New York Insurance Coverage Law Update
May 25, 2022 |First Department Affirms That Business Interruption From COVID-19 Not Covered
The insured purchased a commercial property policy that included business interruption coverage for its restaurants. The restaurants were forced to suspend indoor dining operations because of COVID-19 and lost tens of millions of dollars in revenue. The insured made a claim with its insurance company stating that it suffered a covered “direct physical loss or damage” to its property because the actual or threatened presence of the virus in and on its property (i.e. the ambient air and internal surfaces) eliminated the functionality of the restaurants for their intended purpose. The insurer denied the claim; the insured sued; and the trial court granted the insurer’s motion to dismiss. On appeal, addressing this issue of first impression for a New York appellate court, the Appellate Division, First Department, affirmed. The court held that where a policy states that coverage is triggered only where there is “direct physical loss or damage” to the covered property, “the insured’s inability to use its premises as intended because of COVID-19, without any actual, discernable, quantifiable change constituting ‘physical’ difference to the property from what it was before exposure”, is not a covered loss. The court found the insured’s proposed amended complaint alleging that its property was physically altered by the coronavirus “conclusory” and, therefore, devoid of merit. [Consolidated Rest. Operations, Inc. v. Westport Ins. Corp., 2022 N.Y. App. Div. LEXIS 2227 (1st Dep’t Apr. 7, 2022).]

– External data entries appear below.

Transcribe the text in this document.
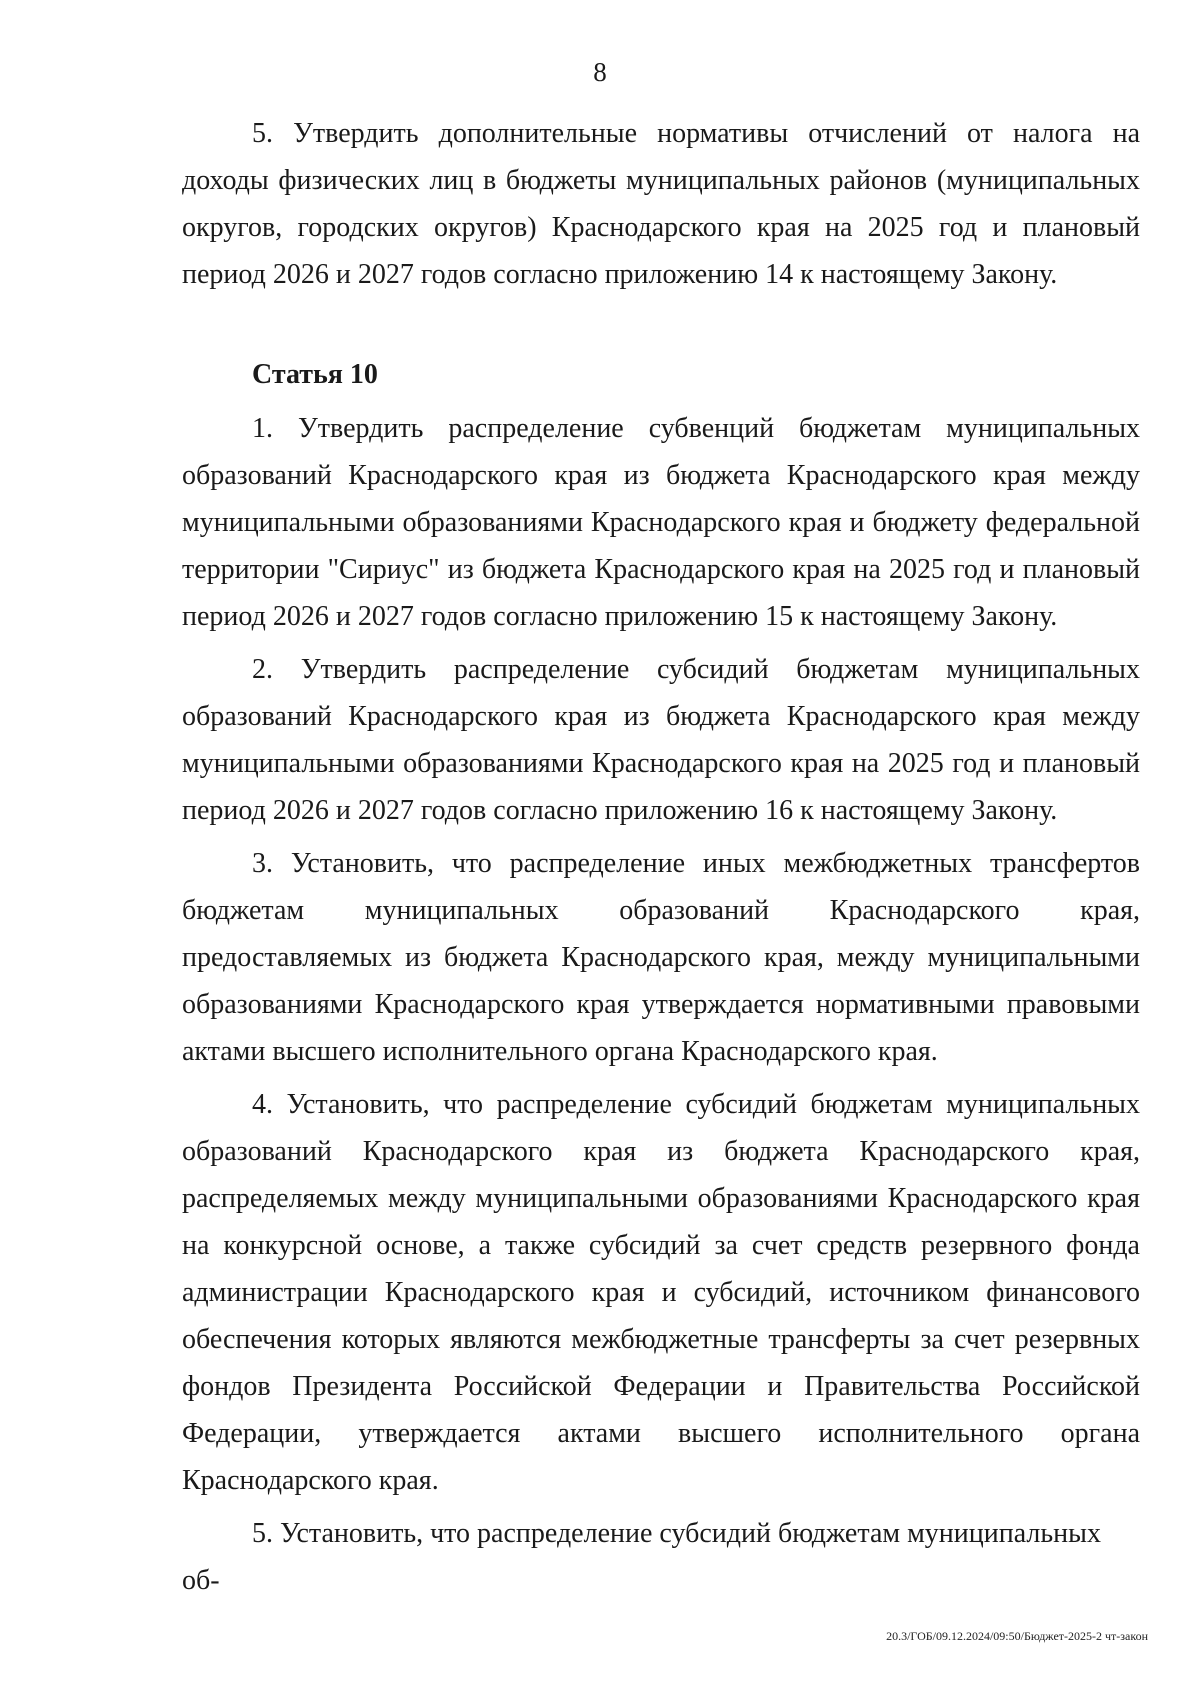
8

5. Утвердить дополнительные нормативы отчислений от налога на доходы физических лиц в бюджеты муниципальных районов (муниципальных округов, городских округов) Краснодарского края на 2025 год и плановый период 2026 и 2027 годов согласно приложению 14 к настоящему Закону.

Статья 10

1. Утвердить распределение субвенций бюджетам муниципальных образований Краснодарского края из бюджета Краснодарского края между муниципальными образованиями Краснодарского края и бюджету федеральной территории "Сириус" из бюджета Краснодарского края на 2025 год и плановый период 2026 и 2027 годов согласно приложению 15 к настоящему Закону.

2. Утвердить распределение субсидий бюджетам муниципальных образований Краснодарского края из бюджета Краснодарского края между муниципальными образованиями Краснодарского края на 2025 год и плановый период 2026 и 2027 годов согласно приложению 16 к настоящему Закону.

3. Установить, что распределение иных межбюджетных трансфертов бюджетам муниципальных образований Краснодарского края, предоставляемых из бюджета Краснодарского края, между муниципальными образованиями Краснодарского края утверждается нормативными правовыми актами высшего исполнительного органа Краснодарского края.

4. Установить, что распределение субсидий бюджетам муниципальных образований Краснодарского края из бюджета Краснодарского края, распределяемых между муниципальными образованиями Краснодарского края на конкурсной основе, а также субсидий за счет средств резервного фонда администрации Краснодарского края и субсидий, источником финансового обеспечения которых являются межбюджетные трансферты за счет резервных фондов Президента Российской Федерации и Правительства Российской Федерации, утверждается актами высшего исполнительного органа Краснодарского края.

5. Установить, что распределение субсидий бюджетам муниципальных об-

20.3/ГОБ/09.12.2024/09:50/Бюджет-2025-2 чт-закон
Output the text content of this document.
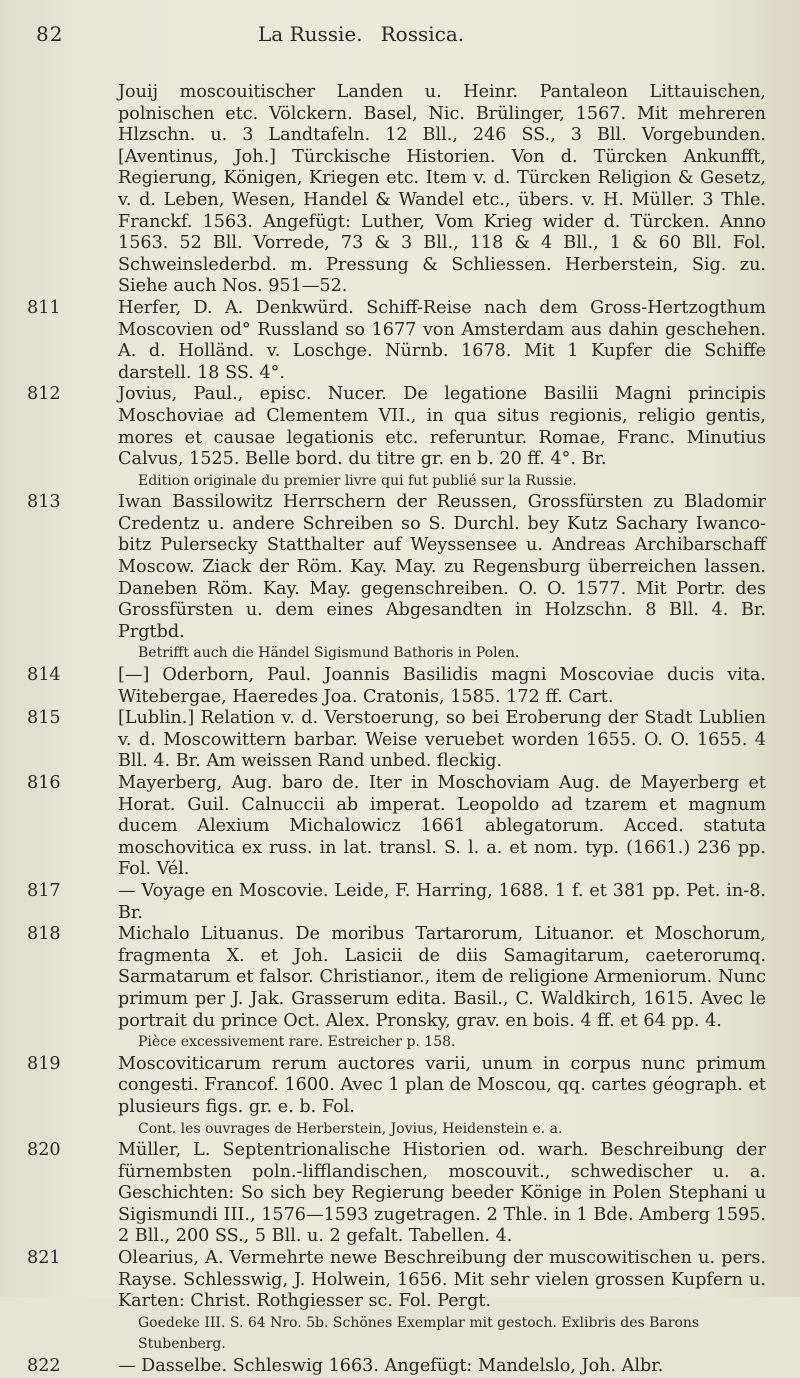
82	La Russie. Rossica.
Jouij moscouitischer Landen u. Heinr. Pantaleon Littauischen, polnischen etc. Völckern. Basel, Nic. Brülinger, 1567. Mit mehreren Hlzschn. u. 3 Landtafeln. 12 Bll., 246 SS., 3 Bll. Vorgebunden. [Aventinus, Joh.] Türckische Historien. Von d. Türcken Ankunfft, Regierung, Königen, Kriegen etc. Item v. d. Türcken Religion & Gesetz, v. d. Leben, Wesen, Handel & Wandel etc., übers. v. H. Müller. 3 Thle. Franckf. 1563. Angefügt: Luther, Vom Krieg wider d. Türcken. Anno 1563. 52 Bll. Vorrede, 73 & 3 Bll., 118 & 4 Bll., 1 & 60 Bll. Fol. Schweinslederbd. m. Pressung & Schliessen. Herberstein, Sig. zu. Siehe auch Nos. 951—52.
811	Herfer, D. A. Denkwürd. Schiff-Reise nach dem Gross-Hertzogthum Moscovien od° Russland so 1677 von Amsterdam aus dahin geschehen. A. d. Holländ. v. Loschge. Nürnb. 1678. Mit 1 Kupfer die Schiffe darstell. 18 SS. 4°.
812	Jovius, Paul., episc. Nucer. De legatione Basilii Magni principis Moschoviae ad Clementem VII., in qua situs regionis, religio gentis, mores et causae legationis etc. referuntur. Romae, Franc. Minutius Calvus, 1525. Belle bord. du titre gr. en b. 20 ff. 4°. Br.
Edition originale du premier livre qui fut publié sur la Russie.
813	Iwan Bassilowitz Herrschern der Reussen, Grossfürsten zu Bladomir Credentz u. andere Schreiben so S. Durchl. bey Kutz Sachary Iwanco-bitz Pulersecky Statthalter auf Weyssensee u. Andreas Archibarschaff Moscow. Ziack der Röm. Kay. May. zu Regensburg überreichen lassen. Daneben Röm. Kay. May. gegenschreiben. O. O. 1577. Mit Portr. des Grossfürsten u. dem eines Abgesandten in Holzschn. 8 Bll. 4. Br. Prgtbd.
Betrifft auch die Händel Sigismund Bathoris in Polen.
814	[—] Oderborn, Paul. Joannis Basilidis magni Moscoviae ducis vita. Witebergae, Haeredes Joa. Cratonis, 1585. 172 ff. Cart.
815	[Lublin.] Relation v. d. Verstoerung, so bei Eroberung der Stadt Lublien v. d. Moscowittern barbar. Weise veruebet worden 1655. O. O. 1655. 4 Bll. 4. Br. Am weissen Rand unbed. fleckig.
816	Mayerberg, Aug. baro de. Iter in Moschoviam Aug. de Mayerberg et Horat. Guil. Calnuccii ab imperat. Leopoldo ad tzarem et magnum ducem Alexium Michalowicz 1661 ablegatorum. Acced. statuta moschovitica ex russ. in lat. transl. S. l. a. et nom. typ. (1661.) 236 pp. Fol. Vél.
817	— Voyage en Moscovie. Leide, F. Harring, 1688. 1 f. et 381 pp. Pet. in-8. Br.
818	Michalo Lituanus. De moribus Tartarorum, Lituanor. et Moschorum, fragmenta X. et Joh. Lasicii de diis Samagitarum, caeterorumq. Sarmatarum et falsor. Christianor., item de religione Armeniorum. Nunc primum per J. Jak. Grasserum edita. Basil., C. Waldkirch, 1615. Avec le portrait du prince Oct. Alex. Pronsky, grav. en bois. 4 ff. et 64 pp. 4.
Pièce excessivement rare. Estreicher p. 158.
819	Moscoviticarum rerum auctores varii, unum in corpus nunc primum congesti. Francof. 1600. Avec 1 plan de Moscou, qq. cartes géograph. et plusieurs figs. gr. e. b. Fol.
Cont. les ouvrages de Herberstein, Jovius, Heidenstein e. a.
820	Müller, L. Septentrionalische Historien od. warh. Beschreibung der fürnembsten poln.-lifflandischen, moscouvit., schwedischer u. a. Geschichten: So sich bey Regierung beeder Könige in Polen Stephani u Sigismundi III., 1576—1593 zugetragen. 2 Thle. in 1 Bde. Amberg 1595. 2 Bll., 200 SS., 5 Bll. u. 2 gefalt. Tabellen. 4.
821	Olearius, A. Vermehrte newe Beschreibung der muscowitischen u. pers. Rayse. Schlesswig, J. Holwein, 1656. Mit sehr vielen grossen Kupfern u. Karten: Christ. Rothgiesser sc. Fol. Pergt.
Goedeke III. S. 64 Nro. 5b. Schönes Exemplar mit gestoch. Exlibris des Barons Stubenberg.
822	— Dasselbe. Schleswig 1663. Angefügt: Mandelslo, Joh. Albr.
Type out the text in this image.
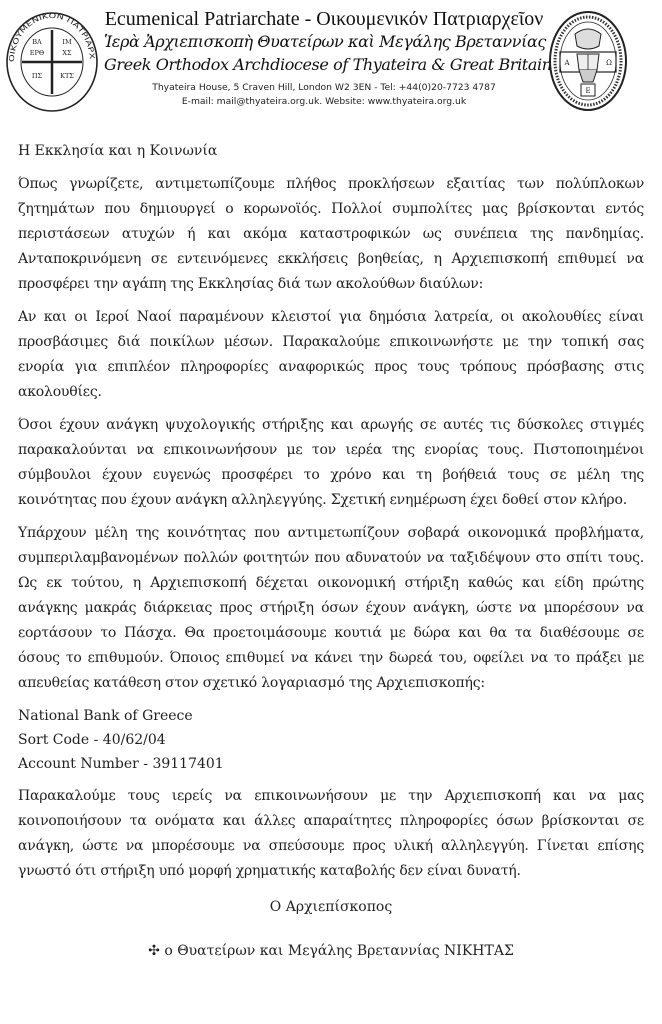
ΟΙΚΟΥΜΕΝΙΚΟΝ ΠΑΤΡΙΑΡΧ
ΒΑ
ΕΡΘ
ΙΜ
ΧΣ
ΠΣ	ΚΤΣ
Ecumenical Patriarchate - Οικουμενικόν Πατριαρχεῖον
Ἱερὰ Ἀρχιεπισκοπὴ Θυατείρων καὶ Μεγάλης Βρεταννίας
Greek Orthodox Archdiocese of Thyateira & Great Britain
Thyateira House, 5 Craven Hill, London W2 3EN - Tel: +44(0)20-7723 4787
E-mail: mail@thyateira.org.uk. Website: www.thyateira.org.uk
Α	Ω
Ε
Η Εκκλησία και η Κοινωνία

Όπως γνωρίζετε, αντιμετωπίζουμε πλήθος προκλήσεων εξαιτίας των πολύπλοκων ζητημάτων που δημιουργεί ο κορωνοϊός. Πολλοί συμπολίτες μας βρίσκονται εντός περιστάσεων ατυχών ή και ακόμα καταστροφικών ως συνέπεια της πανδημίας. Ανταποκρινόμενη σε εντεινόμενες εκκλήσεις βοηθείας, η Αρχιεπισκοπή επιθυμεί να προσφέρει την αγάπη της Εκκλησίας διά των ακολούθων διαύλων:

Αν και οι Ιεροί Ναοί παραμένουν κλειστοί για δημόσια λατρεία, οι ακολουθίες είναι προσβάσιμες διά ποικίλων μέσων. Παρακαλούμε επικοινωνήστε με την τοπική σας ενορία για επιπλέον πληροφορίες αναφορικώς προς τους τρόπους πρόσβασης στις ακολουθίες.

Όσοι έχουν ανάγκη ψυχολογικής στήριξης και αρωγής σε αυτές τις δύσκολες στιγμές παρακαλούνται να επικοινωνήσουν με τον ιερέα της ενορίας τους. Πιστοποιημένοι σύμβουλοι έχουν ευγενώς προσφέρει το χρόνο και τη βοήθειά τους σε μέλη της κοινότητας που έχουν ανάγκη αλληλεγγύης. Σχετική ενημέρωση έχει δοθεί στον κλήρο.

Υπάρχουν μέλη της κοινότητας που αντιμετωπίζουν σοβαρά οικονομικά προβλήματα, συμπεριλαμβανομένων πολλών φοιτητών που αδυνατούν να ταξιδέψουν στο σπίτι τους. Ως εκ τούτου, η Αρχιεπισκοπή δέχεται οικονομική στήριξη καθώς και είδη πρώτης ανάγκης μακράς διάρκειας προς στήριξη όσων έχουν ανάγκη, ώστε να μπορέσουν να εορτάσουν το Πάσχα. Θα προετοιμάσουμε κουτιά με δώρα και θα τα διαθέσουμε σε όσους το επιθυμούν. Όποιος επιθυμεί να κάνει την δωρεά του, οφείλει να το πράξει με απευθείας κατάθεση στον σχετικό λογαριασμό της Αρχιεπισκοπής:

National Bank of Greece
Sort Code - 40/62/04
Account Number - 39117401

Παρακαλούμε τους ιερείς να επικοινωνήσουν με την Αρχιεπισκοπή και να μας κοινοποιήσουν τα ονόματα και άλλες απαραίτητες πληροφορίες όσων βρίσκονται σε ανάγκη, ώστε να μπορέσουμε να σπεύσουμε προς υλική αλληλεγγύη. Γίνεται επίσης γνωστό ότι στήριξη υπό μορφή χρηματικής καταβολής δεν είναι δυνατή.

Ο Αρχιεπίσκοπος
✣ ο Θυατείρων και Μεγάλης Βρεταννίας ΝΙΚΗΤΑΣ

Northern District Dismisses Bad Faith Claim
State Farm denied its insureds’ first-party property claim under their policy, and the insureds sued State Farm for breach of contract, breach of the covenant of good faith and fair dealing (“bad faith”), and punitive damages. The United States District Court for the Northern District of New York granted State Farm’s motion to dismiss the bad faith claim, reasoning that “’New York law … does not recognize a separate cause of action for breach of the implied covenant of good faith and fair dealing when a breach of contract claim, based upon the same facts, is also pled.’” While the bad faith claim added allegations about the delay in disclaiming and the improper basis for the denial, the court found that it was based on the same decision to deny coverage. And to the extent the insureds’ allegations about State Farm’s handling of their consumer claim before the State of New York were unnecessary to the contract claim, the court found that the insureds did not allege any harm. The court also dismissed the punitive damages claim, explaining that the alleged breach did not involve “’fraud evincing a ‘high degree of moral turpitude’ and demonstrating ‘such wanton dishonesty as to imply a criminal indifference to civil obligations’ [that is] ‘aimed at the public generally.’” [Converse v. State Farm Fire & Cas. Co., 2022 U.S. Dist. LEXIS 60485 (N.D.N.Y. Mar. 31, 2022).]
First Department Holds That Auto Exclusion Does Not Apply
Rodriguez was allegedly injured when he fell in a hole while at premises to make a delivery at a construction project, and he sued the owner and construction manager who sought coverage under a CGL policy. Rodriguez testified that he drove his truck through a plastic curtain at the entrance of the building’s interior loading dock where it was offloaded and reloaded with returns. Rodriguez had not yet checked if anything was loose. Instead, he walked from the loading dock to make sure the driveway was clear to exit and to raise the curtain. A plate covering a hole outside the building shifted, and he fell. The Appellate Division, First Department, held that the auto exclusion, which excluded coverage for accidents resulting from the “use” of the auto, did not apply to precluded coverage. The court noted that “use” includes loading and unloading, but concluded that the loading was complete. And even if not complete, the court opined that the exclusion did not apply because “the injury was caused by a defective premises condition, rather than any act or omission related to the use of the automobile”. [Tishman Constr. Corp. v. Zurich Am. Ins. Co., 2022 N.Y. App. Div. LEXIS 2787 (1st Dep’t Apr. 28, 2022).]